12. Repeating catchphrases
Less ‘America First’ and more:
“It’s not fair!”
“She started it!”
“I don’t like my Mummy!”
“Eeew- Diss-gust-in!”
“Nooooooooo!”
“More Peppa Piiiiiiiig!”

13. Pointing
Usually accompanied by “Dat one. Want dat one, Mama.”

14. They don’t believe in climate change
To be honest, they don’t really get the whole weather thing. If it’s raining out the front of they’ll go check round the back. This is consistently disappointing.

15. They peddle ‘alternative facts’ with aplomb
“I didn’t push her Mummy! I just moved her off the sofa with my bottom.”

16. They zealously protect their own interests
Which often leads to:

17. Indifference to domestic violence
Which they practice on each other at regular intervals. (Before attempting 15).

18. They like to grab me by the pussy
Well, ok, not the pussy, I admit. But the arm, leg, boob, hair and neck are all fair game, certainly. And then they just start kissing me. They don’t even wait. They can do anything.

I’m pretty just an object to them.

19. They believe if they behave in an extreme enough manner for long enough, they will either inure me to their misdemeanors or wear me down so I’m too tired to continue to protest them.
Sadly this belief is not without foundation. See no 9.

20. Wild hair
The Small Small, at least, still has some baby fuzz left. First thing in the morning it looks remarkably like a Trump quiff.

21. Pouting
Let’s just say that if my children were to walk into a wall, their bottom lips would hit it first.
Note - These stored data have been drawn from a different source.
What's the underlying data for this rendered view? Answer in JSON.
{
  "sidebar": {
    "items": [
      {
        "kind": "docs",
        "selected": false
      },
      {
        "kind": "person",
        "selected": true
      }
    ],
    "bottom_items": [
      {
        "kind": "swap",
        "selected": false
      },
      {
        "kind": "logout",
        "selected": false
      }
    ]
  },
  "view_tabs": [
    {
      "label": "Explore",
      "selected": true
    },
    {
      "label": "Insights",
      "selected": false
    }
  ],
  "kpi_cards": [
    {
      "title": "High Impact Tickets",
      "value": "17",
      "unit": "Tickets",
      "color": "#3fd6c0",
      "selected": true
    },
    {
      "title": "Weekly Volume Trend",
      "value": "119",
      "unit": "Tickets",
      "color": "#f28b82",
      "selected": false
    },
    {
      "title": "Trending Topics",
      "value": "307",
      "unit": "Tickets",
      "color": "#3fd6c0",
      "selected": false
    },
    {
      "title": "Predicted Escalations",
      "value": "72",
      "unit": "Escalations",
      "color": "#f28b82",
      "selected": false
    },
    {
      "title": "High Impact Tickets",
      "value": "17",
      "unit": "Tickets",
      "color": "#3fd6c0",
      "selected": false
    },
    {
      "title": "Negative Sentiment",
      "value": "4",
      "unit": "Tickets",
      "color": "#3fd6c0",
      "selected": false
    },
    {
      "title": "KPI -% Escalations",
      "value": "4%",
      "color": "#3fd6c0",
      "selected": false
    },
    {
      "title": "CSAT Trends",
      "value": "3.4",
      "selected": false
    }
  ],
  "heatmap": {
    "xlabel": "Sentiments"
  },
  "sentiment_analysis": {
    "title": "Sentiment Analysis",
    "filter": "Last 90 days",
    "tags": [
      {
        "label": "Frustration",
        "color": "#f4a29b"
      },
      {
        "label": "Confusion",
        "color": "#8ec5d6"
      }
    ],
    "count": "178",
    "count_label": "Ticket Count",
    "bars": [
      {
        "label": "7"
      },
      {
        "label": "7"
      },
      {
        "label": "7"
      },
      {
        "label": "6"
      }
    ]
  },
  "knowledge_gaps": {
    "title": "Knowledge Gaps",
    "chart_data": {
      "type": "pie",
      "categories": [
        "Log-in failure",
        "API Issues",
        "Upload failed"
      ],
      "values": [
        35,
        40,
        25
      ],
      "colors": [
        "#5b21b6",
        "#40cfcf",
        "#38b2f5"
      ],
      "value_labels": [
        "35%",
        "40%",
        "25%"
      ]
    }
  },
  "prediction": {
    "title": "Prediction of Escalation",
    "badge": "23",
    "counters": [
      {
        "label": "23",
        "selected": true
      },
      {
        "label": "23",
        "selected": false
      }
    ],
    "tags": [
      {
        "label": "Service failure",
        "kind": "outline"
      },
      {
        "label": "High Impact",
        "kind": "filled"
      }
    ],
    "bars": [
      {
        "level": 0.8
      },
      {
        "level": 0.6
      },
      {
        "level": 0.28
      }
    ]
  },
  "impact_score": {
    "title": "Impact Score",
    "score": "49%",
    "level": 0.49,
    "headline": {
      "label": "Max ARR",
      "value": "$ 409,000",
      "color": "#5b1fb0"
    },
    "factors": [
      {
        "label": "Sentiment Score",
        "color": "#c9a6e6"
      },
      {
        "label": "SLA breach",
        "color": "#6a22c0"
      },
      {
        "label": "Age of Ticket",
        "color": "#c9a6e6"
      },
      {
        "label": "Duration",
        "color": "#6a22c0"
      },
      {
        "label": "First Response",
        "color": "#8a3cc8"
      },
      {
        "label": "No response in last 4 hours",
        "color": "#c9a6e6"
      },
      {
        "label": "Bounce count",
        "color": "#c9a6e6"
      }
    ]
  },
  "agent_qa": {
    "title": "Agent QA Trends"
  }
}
22. They think Trump/s is/are pretty clever and amusing

23. Tiny hands

I rest my case.

I think it’s clear that my children are natural born Trump supporters and I am harbouring closet fascists right here in Sheffield.

Either that, or the President of the United States acts like a huge, orange child, and we’re all completely fucked.

Anyway, I plan to swap out ‘The Gruffalo’ for ‘The Communist Revolution’ this evening, just in case.

Remember, we must resist the children, however cute they may be when sleeping. They can take our freedom, but they will never take our… Never mind. They pretty much take everything.